# Strange noise



## captkirk (Jan 18, 2005)

I have a '91 Max. It is making a strange noise coming from the front drivers side. Does it only when the car is moving. Kinda sounds like a speedometer cable. Sort of a alternating wirling sound.
I know sounds are hard to explain, but has anyone ever had something like this? Not even sure if the speedo is cable or electric.


----------



## Matt93SE (Sep 17, 2003)

check your brakes and make sure there's nothing stuck in there and that your pads are in good shape. sometimes a small grain of sand can get trapped between the caliper and rotor and it will make weird noises until it wears away or falls off. 

also check to make sure you didn't hit anything and that your wheel bearings are in good shape.


----------



## captkirk (Jan 18, 2005)

Brakes are pretty new and front end is solid. I am thinking its the speedo cable. The speedometer is twitching pretty bad. Assuming '91s have a cable.


----------



## Matt93SE (Sep 17, 2003)

These cars have an electronic speed sensor, so no speedometer cable.

usually the noises are from the above causes, though there are always other issues as well...

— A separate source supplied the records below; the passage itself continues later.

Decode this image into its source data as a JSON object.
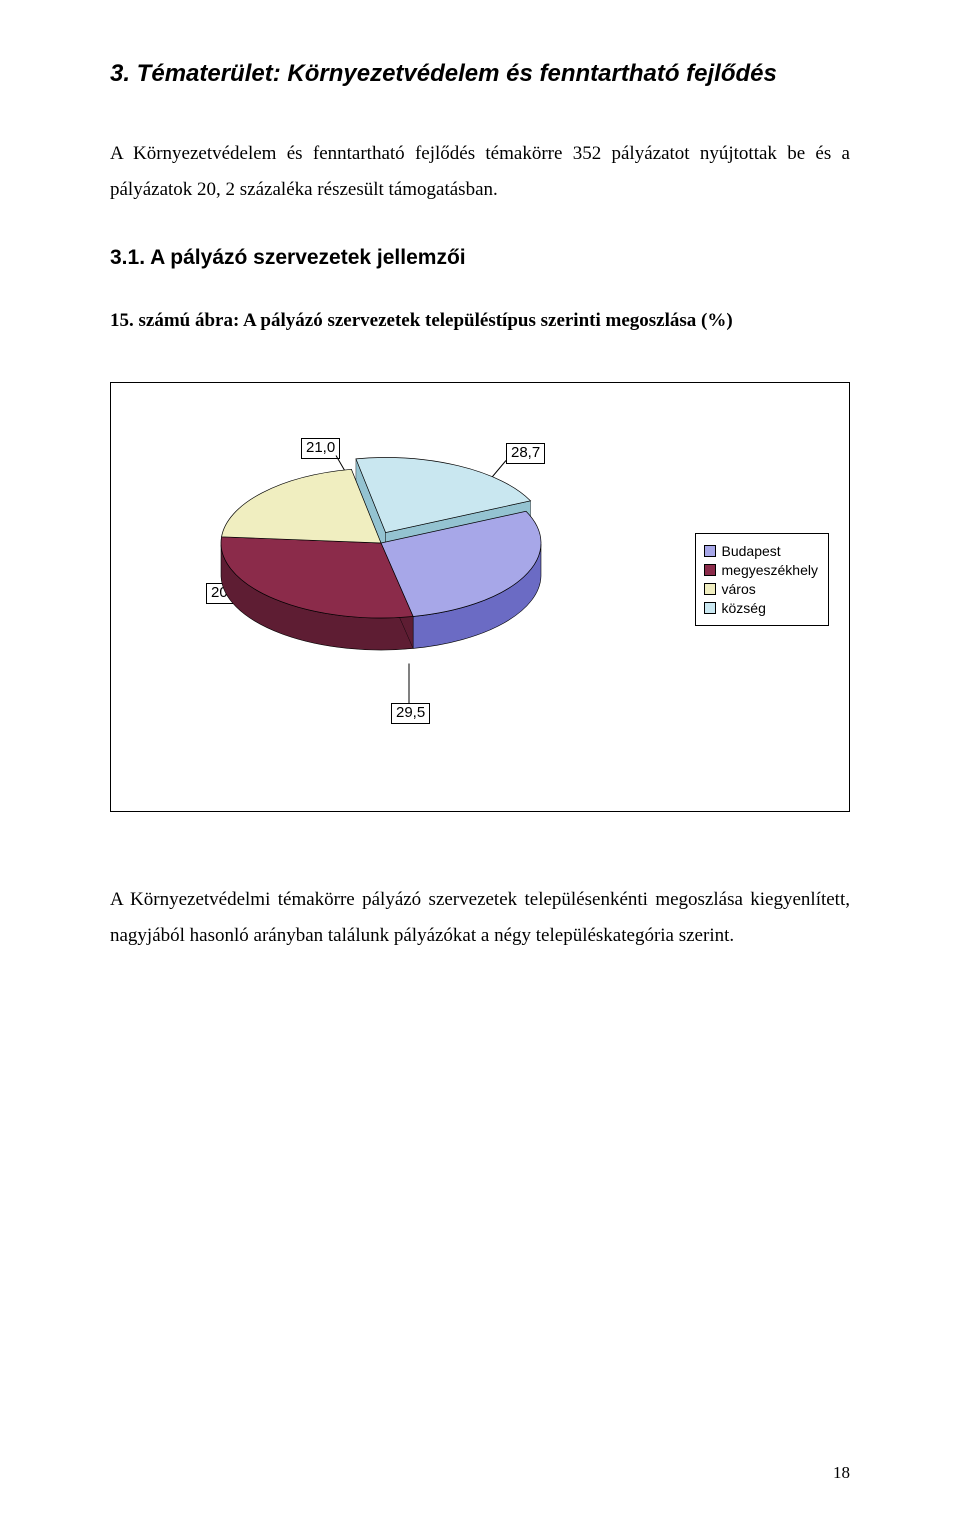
{
  "heading": "3. Tématerület: Környezetvédelem és fenntartható fejlődés",
  "intro": "A Környezetvédelem és fenntartható fejlődés témakörre 352 pályázatot nyújtottak be és a pályázatok 20, 2 százaléka részesült támogatásban.",
  "sub_heading": "3.1. A pályázó szervezetek jellemzői",
  "figure_caption": "15. számú ábra: A pályázó szervezetek településtípus szerinti megoszlása (%)",
  "conclusion": "A Környezetvédelmi témakörre pályázó szervezetek településenkénti megoszlása kiegyenlített, nagyjából hasonló arányban találunk pályázókat a négy településkategória szerint.",
  "page_number": "18",
  "chart": {
    "type": "pie-3d",
    "slices": [
      {
        "label": "Budapest",
        "value": 28.7,
        "top_fill": "#a7a7e8",
        "side_fill": "#6b6bc4"
      },
      {
        "label": "megyeszékhely",
        "value": 29.5,
        "top_fill": "#8b2b4a",
        "side_fill": "#5e1d33"
      },
      {
        "label": "város",
        "value": 20.7,
        "top_fill": "#f0eec0",
        "side_fill": "#c9c78f"
      },
      {
        "label": "község",
        "value": 21.0,
        "top_fill": "#c9e7f0",
        "side_fill": "#94c3d1"
      }
    ],
    "legend_items": [
      {
        "label": "Budapest",
        "swatch": "#a7a7e8"
      },
      {
        "label": "megyeszékhely",
        "swatch": "#8b2b4a"
      },
      {
        "label": "város",
        "swatch": "#f0eec0"
      },
      {
        "label": "község",
        "swatch": "#c9e7f0"
      }
    ],
    "callouts": {
      "v287": "28,7",
      "v295": "29,5",
      "v207": "20,7",
      "v210": "21,0"
    },
    "border_color": "#000000",
    "background_color": "#ffffff"
  }
}
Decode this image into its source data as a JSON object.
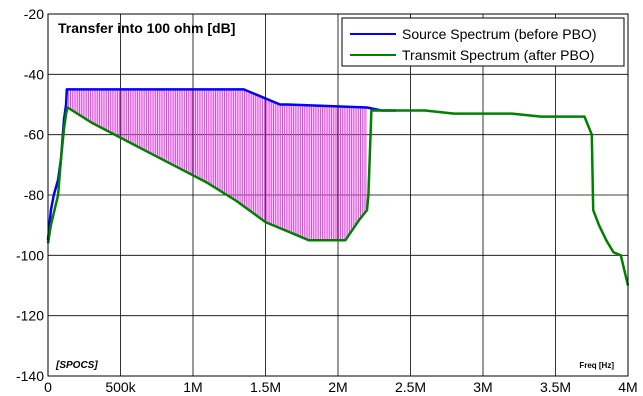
{
  "chart_data": {
    "type": "line",
    "title": "Transfer into 100 ohm [dB]",
    "corner_label": "[SPOCS]",
    "xlabel": "Freq [Hz]",
    "ylabel": "",
    "xlim": [
      0,
      4000000
    ],
    "ylim": [
      -140,
      -20
    ],
    "x_ticks": [
      0,
      500000,
      1000000,
      1500000,
      2000000,
      2500000,
      3000000,
      3500000,
      4000000
    ],
    "x_tick_labels": [
      "0",
      "500k",
      "1M",
      "1.5M",
      "2M",
      "2.5M",
      "3M",
      "3.5M",
      "4M"
    ],
    "y_ticks": [
      -20,
      -40,
      -60,
      -80,
      -100,
      -120,
      -140
    ],
    "y_tick_labels": [
      "-20",
      "-40",
      "-60",
      "-80",
      "-100",
      "-120",
      "-140"
    ],
    "grid": true,
    "legend_position": "top-right",
    "fill_between_series": {
      "between": [
        0,
        1
      ],
      "x_range": [
        130000,
        2200000
      ],
      "color": "#e040e0",
      "style": "vertical-hatch"
    },
    "series": [
      {
        "name": "Source Spectrum (before PBO)",
        "color": "#0000ff",
        "x": [
          0,
          20000,
          40000,
          70000,
          90000,
          110000,
          125000,
          130000,
          1350000,
          1600000,
          1650000,
          2200000,
          2300000,
          2400000
        ],
        "y": [
          -95,
          -85,
          -80,
          -75,
          -68,
          -55,
          -50,
          -45,
          -45,
          -50,
          -50,
          -51,
          -52,
          -52
        ]
      },
      {
        "name": "Transmit Spectrum (after PBO)",
        "color": "#008000",
        "x": [
          0,
          20000,
          40000,
          70000,
          90000,
          110000,
          125000,
          135000,
          300000,
          500000,
          700000,
          900000,
          1100000,
          1300000,
          1500000,
          1700000,
          1800000,
          2000000,
          2050000,
          2150000,
          2200000,
          2210000,
          2230000,
          2300000,
          2400000,
          2500000,
          2600000,
          2800000,
          3000000,
          3200000,
          3400000,
          3600000,
          3700000,
          3750000,
          3760000,
          3800000,
          3850000,
          3900000,
          3950000,
          4000000
        ],
        "y": [
          -96,
          -90,
          -86,
          -80,
          -68,
          -58,
          -53,
          -51,
          -56,
          -61,
          -66,
          -71,
          -76,
          -82,
          -89,
          -93,
          -95,
          -95,
          -95,
          -88,
          -85,
          -80,
          -52,
          -52,
          -52,
          -52,
          -52,
          -53,
          -53,
          -53,
          -54,
          -54,
          -54,
          -60,
          -85,
          -90,
          -95,
          -99,
          -100,
          -110
        ]
      }
    ]
  }
}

does it only happen when accelerating or when the car is cold?
3rd gen MAximas are prone to exhaust stud breakage and they can cause some pretty freaky noises- usually sounds like ticking, but I've heard them chirp, whistle, rattle, tick, all kinds of stuff..


----------



## captkirk (Jan 18, 2005)

Found it. You were right. It was the brakes. Its the wife's car, so hardley ever drive it. When I did after I saw your first reply, thats what I found.
Thanks!


----------



## Matt93SE (Sep 17, 2003)

Good stuff.. glad you fixed it.


----------